NASCAR Cup Series career
- 18 races run over 4 years
- Best finish: 47th - 1976 NASCAR Winston Cup Series season
- First race: 1964 Volunteer 500 (Bristol International Speedway)
- Last race: 1976 Southern 500 (Darlington Raceway)
| Wins | Top tens | Poles |
| 0 | 2 | 0 |

= Darrell Bryant =

Racecar driver from North Carolina

Darrell Bryant (born October 6, 1940) is an American former NASCAR Winston Cup Series driver whose claim to fame was his two "top-ten" finishes in addition to racing 2389 laps - for a distance of 2489.9 mi. Bryant has driven for Chevrolet, Dodge, Oldsmobile, and Mercury during his driving career.

==Career==
Bryant's average start was 24th place while his average finish is 25th. Earning only $14,075 in total race winnings ($ when inflation is taken into effect), Bryant would not become one of the multimillionaires that are present in today's NASCAR. Wade Younts, Curtis Crider, and Buddy Arrington were a few of the people who employed Bryant during his NASCAR Grand National Series career. Bryant's ultimate retirement from motorsports as a driver came on September 6, 1976 when he finished an agonizing 40th place the 1976 Southern 500 in Darlington, South Carolina driving for former NASCAR team owner Cliff Stewart.

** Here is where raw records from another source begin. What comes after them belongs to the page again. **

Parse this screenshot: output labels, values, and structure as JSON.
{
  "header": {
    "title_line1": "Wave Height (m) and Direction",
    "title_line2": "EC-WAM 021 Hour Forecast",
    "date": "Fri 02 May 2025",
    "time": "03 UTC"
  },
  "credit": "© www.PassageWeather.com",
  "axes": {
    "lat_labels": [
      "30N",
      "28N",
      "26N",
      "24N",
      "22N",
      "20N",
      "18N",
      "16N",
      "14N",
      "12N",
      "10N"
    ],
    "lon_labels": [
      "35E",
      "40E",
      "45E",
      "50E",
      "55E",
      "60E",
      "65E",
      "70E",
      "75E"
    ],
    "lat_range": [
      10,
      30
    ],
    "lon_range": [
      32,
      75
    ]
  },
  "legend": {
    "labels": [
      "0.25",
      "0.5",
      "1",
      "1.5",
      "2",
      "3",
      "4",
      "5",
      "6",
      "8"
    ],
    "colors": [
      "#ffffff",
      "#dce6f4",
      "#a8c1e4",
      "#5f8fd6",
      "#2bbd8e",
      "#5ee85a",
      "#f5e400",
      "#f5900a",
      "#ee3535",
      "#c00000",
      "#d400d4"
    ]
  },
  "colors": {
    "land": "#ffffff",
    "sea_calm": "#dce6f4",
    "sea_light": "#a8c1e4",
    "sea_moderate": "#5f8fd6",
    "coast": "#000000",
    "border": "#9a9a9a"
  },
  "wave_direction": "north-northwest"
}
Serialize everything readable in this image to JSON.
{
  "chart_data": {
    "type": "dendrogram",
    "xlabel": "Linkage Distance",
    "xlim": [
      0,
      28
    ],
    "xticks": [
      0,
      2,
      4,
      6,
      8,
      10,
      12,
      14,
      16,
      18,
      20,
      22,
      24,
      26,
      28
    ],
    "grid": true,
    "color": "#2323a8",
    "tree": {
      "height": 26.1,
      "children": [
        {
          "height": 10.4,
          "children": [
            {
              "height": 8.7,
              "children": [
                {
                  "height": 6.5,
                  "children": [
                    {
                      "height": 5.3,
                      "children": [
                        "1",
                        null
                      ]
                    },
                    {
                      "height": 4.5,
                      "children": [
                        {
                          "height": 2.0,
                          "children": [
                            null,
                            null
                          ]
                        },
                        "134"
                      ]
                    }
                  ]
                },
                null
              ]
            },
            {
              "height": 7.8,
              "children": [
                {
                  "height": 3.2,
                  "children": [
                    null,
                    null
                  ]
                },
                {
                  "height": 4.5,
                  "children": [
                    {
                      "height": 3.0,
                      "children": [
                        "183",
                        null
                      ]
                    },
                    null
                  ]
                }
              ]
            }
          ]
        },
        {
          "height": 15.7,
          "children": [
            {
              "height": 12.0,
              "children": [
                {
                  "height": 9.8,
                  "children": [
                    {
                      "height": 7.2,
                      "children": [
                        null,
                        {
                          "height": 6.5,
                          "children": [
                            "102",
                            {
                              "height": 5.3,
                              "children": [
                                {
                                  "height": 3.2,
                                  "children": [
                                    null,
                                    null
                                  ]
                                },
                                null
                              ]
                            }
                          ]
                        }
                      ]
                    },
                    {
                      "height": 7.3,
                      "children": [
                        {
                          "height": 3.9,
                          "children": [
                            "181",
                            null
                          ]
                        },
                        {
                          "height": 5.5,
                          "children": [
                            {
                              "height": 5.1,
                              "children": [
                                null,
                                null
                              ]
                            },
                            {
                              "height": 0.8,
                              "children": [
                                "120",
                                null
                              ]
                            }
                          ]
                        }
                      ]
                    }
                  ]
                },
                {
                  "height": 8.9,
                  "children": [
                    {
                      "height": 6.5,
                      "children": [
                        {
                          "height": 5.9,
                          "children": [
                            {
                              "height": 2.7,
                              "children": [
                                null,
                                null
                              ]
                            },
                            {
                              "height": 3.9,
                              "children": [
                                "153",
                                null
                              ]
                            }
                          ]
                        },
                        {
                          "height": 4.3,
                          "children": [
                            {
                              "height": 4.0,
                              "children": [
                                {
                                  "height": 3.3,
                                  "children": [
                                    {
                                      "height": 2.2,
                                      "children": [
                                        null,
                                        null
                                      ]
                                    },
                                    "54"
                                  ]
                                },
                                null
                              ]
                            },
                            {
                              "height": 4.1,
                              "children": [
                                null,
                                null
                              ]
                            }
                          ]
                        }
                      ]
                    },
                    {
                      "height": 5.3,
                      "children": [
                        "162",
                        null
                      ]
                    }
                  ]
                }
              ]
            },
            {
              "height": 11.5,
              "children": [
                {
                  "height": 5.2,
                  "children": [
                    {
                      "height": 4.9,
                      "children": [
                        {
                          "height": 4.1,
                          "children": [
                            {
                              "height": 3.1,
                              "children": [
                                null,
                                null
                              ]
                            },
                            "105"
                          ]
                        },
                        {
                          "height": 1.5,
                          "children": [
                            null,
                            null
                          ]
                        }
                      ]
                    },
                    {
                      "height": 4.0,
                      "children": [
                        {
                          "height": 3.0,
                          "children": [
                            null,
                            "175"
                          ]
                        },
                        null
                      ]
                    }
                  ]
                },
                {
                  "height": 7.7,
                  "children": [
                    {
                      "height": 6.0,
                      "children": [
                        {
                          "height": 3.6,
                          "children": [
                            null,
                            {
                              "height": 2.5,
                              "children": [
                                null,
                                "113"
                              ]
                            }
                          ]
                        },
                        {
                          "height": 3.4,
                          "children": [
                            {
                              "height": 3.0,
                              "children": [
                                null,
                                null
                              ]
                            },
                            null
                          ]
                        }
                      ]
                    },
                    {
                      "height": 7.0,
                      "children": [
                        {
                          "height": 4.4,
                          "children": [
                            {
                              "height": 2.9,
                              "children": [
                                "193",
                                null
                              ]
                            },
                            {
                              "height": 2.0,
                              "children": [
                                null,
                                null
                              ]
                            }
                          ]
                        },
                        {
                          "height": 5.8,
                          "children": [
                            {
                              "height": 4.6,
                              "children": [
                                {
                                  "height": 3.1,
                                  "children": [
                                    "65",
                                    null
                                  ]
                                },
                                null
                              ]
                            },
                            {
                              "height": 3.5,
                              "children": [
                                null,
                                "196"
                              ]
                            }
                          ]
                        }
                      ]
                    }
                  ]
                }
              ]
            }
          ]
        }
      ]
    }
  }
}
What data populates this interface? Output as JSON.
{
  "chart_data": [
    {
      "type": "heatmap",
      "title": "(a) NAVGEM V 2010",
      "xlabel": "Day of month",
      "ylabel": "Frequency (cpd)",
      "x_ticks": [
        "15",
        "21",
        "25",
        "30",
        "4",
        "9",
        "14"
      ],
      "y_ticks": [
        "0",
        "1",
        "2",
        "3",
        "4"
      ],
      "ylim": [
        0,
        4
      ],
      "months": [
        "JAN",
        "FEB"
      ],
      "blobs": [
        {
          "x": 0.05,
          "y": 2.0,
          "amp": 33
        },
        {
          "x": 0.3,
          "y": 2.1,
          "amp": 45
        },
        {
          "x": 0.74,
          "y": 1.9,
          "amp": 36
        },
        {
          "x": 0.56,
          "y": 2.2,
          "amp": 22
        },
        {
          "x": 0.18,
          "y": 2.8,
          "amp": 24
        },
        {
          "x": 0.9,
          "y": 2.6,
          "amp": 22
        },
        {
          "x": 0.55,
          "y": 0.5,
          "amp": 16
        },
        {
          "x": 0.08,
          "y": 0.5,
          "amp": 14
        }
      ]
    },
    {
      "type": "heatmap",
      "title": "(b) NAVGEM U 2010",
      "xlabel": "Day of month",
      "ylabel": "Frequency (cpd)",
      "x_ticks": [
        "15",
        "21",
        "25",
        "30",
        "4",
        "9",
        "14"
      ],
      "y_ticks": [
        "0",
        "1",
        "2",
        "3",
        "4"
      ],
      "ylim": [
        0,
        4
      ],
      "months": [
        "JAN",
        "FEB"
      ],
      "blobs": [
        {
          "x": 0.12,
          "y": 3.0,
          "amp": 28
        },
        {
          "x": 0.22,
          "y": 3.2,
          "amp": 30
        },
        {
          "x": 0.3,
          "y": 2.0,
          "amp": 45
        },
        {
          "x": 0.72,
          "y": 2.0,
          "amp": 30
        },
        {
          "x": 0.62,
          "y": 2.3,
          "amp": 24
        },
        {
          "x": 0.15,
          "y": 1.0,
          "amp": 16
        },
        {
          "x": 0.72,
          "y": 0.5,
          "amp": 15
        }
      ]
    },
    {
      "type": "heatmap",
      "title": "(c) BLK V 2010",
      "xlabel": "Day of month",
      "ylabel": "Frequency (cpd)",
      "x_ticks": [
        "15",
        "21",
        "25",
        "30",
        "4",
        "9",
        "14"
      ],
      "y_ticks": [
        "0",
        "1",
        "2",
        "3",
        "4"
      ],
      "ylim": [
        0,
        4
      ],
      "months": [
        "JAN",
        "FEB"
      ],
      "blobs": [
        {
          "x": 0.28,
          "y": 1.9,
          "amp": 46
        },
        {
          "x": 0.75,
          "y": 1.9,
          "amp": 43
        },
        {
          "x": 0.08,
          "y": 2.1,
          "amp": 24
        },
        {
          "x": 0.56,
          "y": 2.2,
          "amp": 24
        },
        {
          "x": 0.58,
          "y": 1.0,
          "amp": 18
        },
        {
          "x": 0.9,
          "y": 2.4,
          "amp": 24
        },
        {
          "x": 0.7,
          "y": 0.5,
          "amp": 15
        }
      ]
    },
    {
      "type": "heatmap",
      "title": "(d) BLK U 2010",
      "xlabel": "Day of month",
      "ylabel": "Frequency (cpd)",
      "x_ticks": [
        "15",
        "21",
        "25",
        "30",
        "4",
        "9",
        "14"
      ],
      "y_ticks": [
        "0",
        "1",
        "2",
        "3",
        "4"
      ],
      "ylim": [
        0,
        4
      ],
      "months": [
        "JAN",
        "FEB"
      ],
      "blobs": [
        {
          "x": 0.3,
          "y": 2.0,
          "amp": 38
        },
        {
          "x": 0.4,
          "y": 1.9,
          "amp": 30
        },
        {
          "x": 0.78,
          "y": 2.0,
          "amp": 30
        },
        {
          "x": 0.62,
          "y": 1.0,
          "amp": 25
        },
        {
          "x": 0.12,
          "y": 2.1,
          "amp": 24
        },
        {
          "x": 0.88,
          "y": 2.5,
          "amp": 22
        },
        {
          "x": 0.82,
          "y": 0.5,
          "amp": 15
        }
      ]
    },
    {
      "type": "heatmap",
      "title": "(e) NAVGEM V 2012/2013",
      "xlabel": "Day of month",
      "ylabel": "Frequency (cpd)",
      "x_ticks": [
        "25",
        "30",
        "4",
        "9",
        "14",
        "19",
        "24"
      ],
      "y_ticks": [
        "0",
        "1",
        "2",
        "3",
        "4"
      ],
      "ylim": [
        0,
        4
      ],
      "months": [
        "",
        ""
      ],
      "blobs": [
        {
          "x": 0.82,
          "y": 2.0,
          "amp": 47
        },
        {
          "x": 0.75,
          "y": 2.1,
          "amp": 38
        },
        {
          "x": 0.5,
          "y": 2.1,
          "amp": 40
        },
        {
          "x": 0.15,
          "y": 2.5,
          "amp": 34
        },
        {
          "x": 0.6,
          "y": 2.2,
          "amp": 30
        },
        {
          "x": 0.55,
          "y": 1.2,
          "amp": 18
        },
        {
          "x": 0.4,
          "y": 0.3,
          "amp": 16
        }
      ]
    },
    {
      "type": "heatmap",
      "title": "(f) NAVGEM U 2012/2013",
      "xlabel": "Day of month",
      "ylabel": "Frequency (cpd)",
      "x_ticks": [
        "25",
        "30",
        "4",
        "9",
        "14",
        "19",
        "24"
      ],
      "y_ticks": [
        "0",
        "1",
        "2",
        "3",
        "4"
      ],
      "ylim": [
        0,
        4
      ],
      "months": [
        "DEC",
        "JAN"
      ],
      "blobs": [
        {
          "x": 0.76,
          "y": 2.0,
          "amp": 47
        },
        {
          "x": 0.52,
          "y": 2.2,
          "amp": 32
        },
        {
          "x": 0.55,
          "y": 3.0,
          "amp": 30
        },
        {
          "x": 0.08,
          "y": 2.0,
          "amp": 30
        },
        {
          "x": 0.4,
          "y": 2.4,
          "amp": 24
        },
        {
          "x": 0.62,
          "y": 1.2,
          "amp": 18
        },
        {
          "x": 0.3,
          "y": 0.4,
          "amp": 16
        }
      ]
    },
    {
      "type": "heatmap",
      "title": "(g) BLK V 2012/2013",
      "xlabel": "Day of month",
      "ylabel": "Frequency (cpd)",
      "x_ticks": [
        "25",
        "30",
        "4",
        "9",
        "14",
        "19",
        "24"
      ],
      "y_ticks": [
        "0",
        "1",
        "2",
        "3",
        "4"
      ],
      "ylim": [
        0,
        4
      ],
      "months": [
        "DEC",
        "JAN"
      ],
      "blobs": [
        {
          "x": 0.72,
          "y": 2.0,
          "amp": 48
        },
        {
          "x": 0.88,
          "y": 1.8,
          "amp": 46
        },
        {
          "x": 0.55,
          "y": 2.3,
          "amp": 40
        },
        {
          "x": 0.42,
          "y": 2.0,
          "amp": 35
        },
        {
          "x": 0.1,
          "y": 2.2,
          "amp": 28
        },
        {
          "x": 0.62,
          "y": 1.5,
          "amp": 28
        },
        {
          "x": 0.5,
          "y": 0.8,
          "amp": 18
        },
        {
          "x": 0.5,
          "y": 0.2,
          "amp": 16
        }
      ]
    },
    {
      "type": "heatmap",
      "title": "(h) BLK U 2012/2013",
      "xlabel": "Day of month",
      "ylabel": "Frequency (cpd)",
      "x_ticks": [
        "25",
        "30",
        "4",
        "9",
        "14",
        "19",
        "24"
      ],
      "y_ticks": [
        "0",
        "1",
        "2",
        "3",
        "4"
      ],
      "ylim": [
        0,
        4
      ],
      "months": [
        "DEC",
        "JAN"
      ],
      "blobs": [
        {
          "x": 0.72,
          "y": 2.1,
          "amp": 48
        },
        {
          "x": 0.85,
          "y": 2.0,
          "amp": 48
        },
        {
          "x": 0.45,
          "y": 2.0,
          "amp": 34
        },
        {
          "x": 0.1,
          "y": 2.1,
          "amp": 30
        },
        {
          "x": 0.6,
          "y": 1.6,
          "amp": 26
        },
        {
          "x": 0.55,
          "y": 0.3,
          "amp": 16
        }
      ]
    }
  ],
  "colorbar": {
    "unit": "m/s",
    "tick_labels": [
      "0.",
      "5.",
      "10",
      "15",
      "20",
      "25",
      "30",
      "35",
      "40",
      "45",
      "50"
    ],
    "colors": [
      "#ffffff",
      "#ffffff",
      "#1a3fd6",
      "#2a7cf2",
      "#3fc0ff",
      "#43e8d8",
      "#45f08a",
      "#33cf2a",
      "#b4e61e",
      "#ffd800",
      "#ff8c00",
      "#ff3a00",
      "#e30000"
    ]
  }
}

Bryant would later become a crew chief and lead drivers like Terry Labonte and Lake Speed to race victories during the 1980s. Bryant's most recent NASCAR-related job was being the crew chief of the late Tony Roper during the 2000 NASCAR Busch Series season. After Roper died from a severe neck injury sustained from a racing crash in his No. 50 Chevrolet Monte Carlo machine, Bryant has never worked in NASCAR ever again.